John Cage
John Milton Cage (September 5,
1912 – August 12,
1992) was an American
experimental music composer,
writer and visual artist. He is most widely known for his 1952 composition 4'33",
whose three movements are performed without playing a single note.
Cage was an early composer of what he called
"chance music" (and what others have decided to label aleatoric
music)—music where some elements are left to be decided by chance;
he is also well known for his non-standard use of musical instruments and his
pioneering exploration of electronic
music. His works were sometimes controversial, but he is generally
regarded as one of the most important composers of his era, especially in his
raising questions about the definition of music.
Cage was born in Los Angeles. It was not obvious from his
early life that he would become a composer; he was born into an Episcopalian
family, and his paternal grandfather regarded the violin as the
"instrument of the devil". Cage himself planned to become a minister at an early age and later a
writer.
Cage's earliest works show a preoccupation with
serialism, which is basically music in which no one pitch predominates over
another. He soon began to experiment with percussion instruments, as well as
non-traditional instruments as sound-producing devices, and gradually came to use
rhythm
as the basis for his music instead of harmony.

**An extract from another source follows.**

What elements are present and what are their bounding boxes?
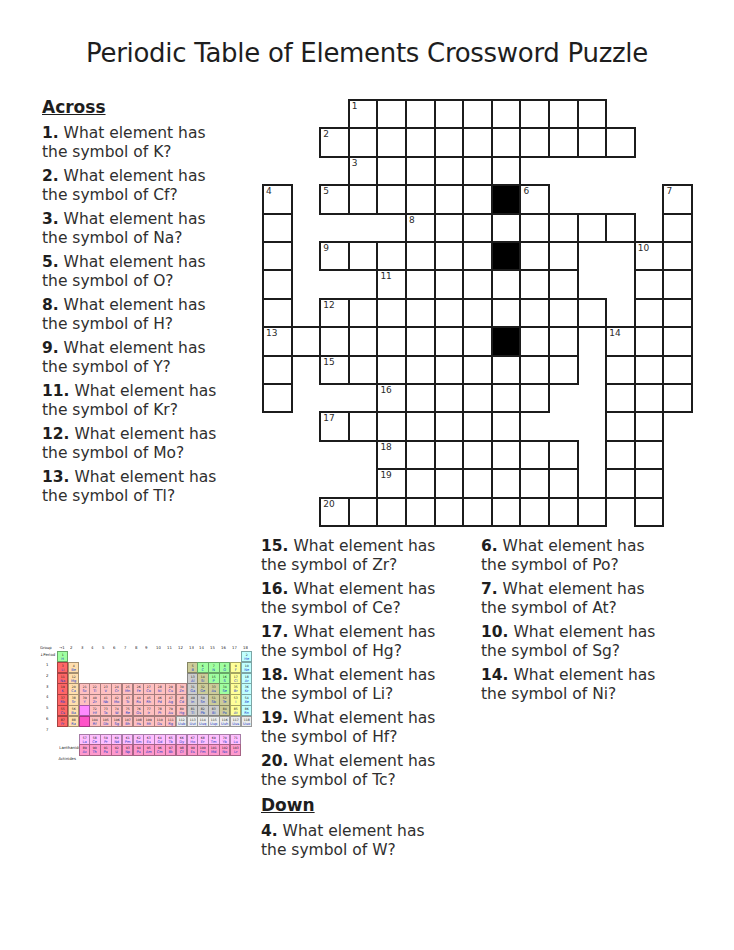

More generally, he structured pieces according to the duration of sections. In
the late thirties, Cage found work as an accompanist for dancers. He was asked
to write some music to accompany a dance. He wanted to write a percussion
piece, but there was no pit at the performance venue for a percussion ensemble
and he had to write for a piano. While working on the piece, Cage experimented
by placing a metal plate on top of the strings of the instrument. He liked the
resulting sound, and this eventually led to his conceiving the prepared
piano, in which screws, bolts, strips of rubber, and other objects
are placed between the strings of the piano to change the character of the
instrument.
Cage began to use the I Ching
(Chinese “Book of Changes”) in the composition of his music in order to provide
a framework for his uses of chance. One way he used chance is in his piece Imaginary
Landscape No. 4 (1951) which is written for twelve radio receivers. Each
radio has two players; one to control the frequency the radio is tuned to, the
other to control the volume level. Cage wrote very precise instructions in the
score about how the performers should set their radios and change them over
time, but he could not control the actual sound coming out of them, which was
dependent on whatever radio shows were playing at that particular place and
time of performance. When Cage used chance in a symphony orchestra setting, his
radical demands resulted in markedly hostile reactions by the performers.
4’33”
In 1948, Cage joined the faculty of Black Mountain College. Around this time,
he visited the anechoic chamber at Harvard University (an anechoic chamber is a
room designed in such a way that the walls, ceiling and floor will absorb all
sounds made in the room, rather than bouncing them back as echoes. They are
also generally soundproofed.) Cage entered the chamber expecting to hear
silence, but as he wrote later, he "heard two sounds, one high and one
low. When I described them to the engineer in charge, he informed me that the
high one was my nervous system in operation, the low one my blood in
circulation." Cage had gone to a place where he expected there to be no
sound, and yet sound was nevertheless discernible. He stated "until I die
there will be sounds. And they will continue following my death. One need not
fear about the future of music." The realisation as he saw it of the
impossibility of silence led to the composition of his most notorious piece, 4′33″.
However, Cage repeatedly claimed that he composed 4′33″
in small units of silent rhythmic durations which, when summed, equalled the
duration of the title--he further claimed that he might have made a mistake in
addition. The theory that the title of the work refers to absolute zero (4’33’’″
expressed in seconds is 273 seconds. Minus 273 degrees Celsius - the lowest
temperature that can be obtained in any macroscopic system- is referred to as Absolute zero),
however, continues as a kind of urban legend that no doubt will always remain
attractive to certain people.
The first performance of John Cage's
4'33" created a scandal. Written in 1952, it is Cage's most notorious
composition, his so-called “silent piece”. The piece consists of four minutes
and thirty-three seconds in which the performer plays nothing. At the premiere
some listeners were unaware that they had heard anything at all. It was first
performed by the young pianist David Tudor at
Cage said, “People began whispering to one
another, and some people began to walk out. They didn't laugh -- they were just
irritated when they realized nothing was going to happen, and they haven't
fogotten it 30 years later: they're still angry.”
To Cage, silence had to be redefined if the
concept was to remain viable. He redefined silence as simply the absence of
intended sounds, or the turning off of our awareness.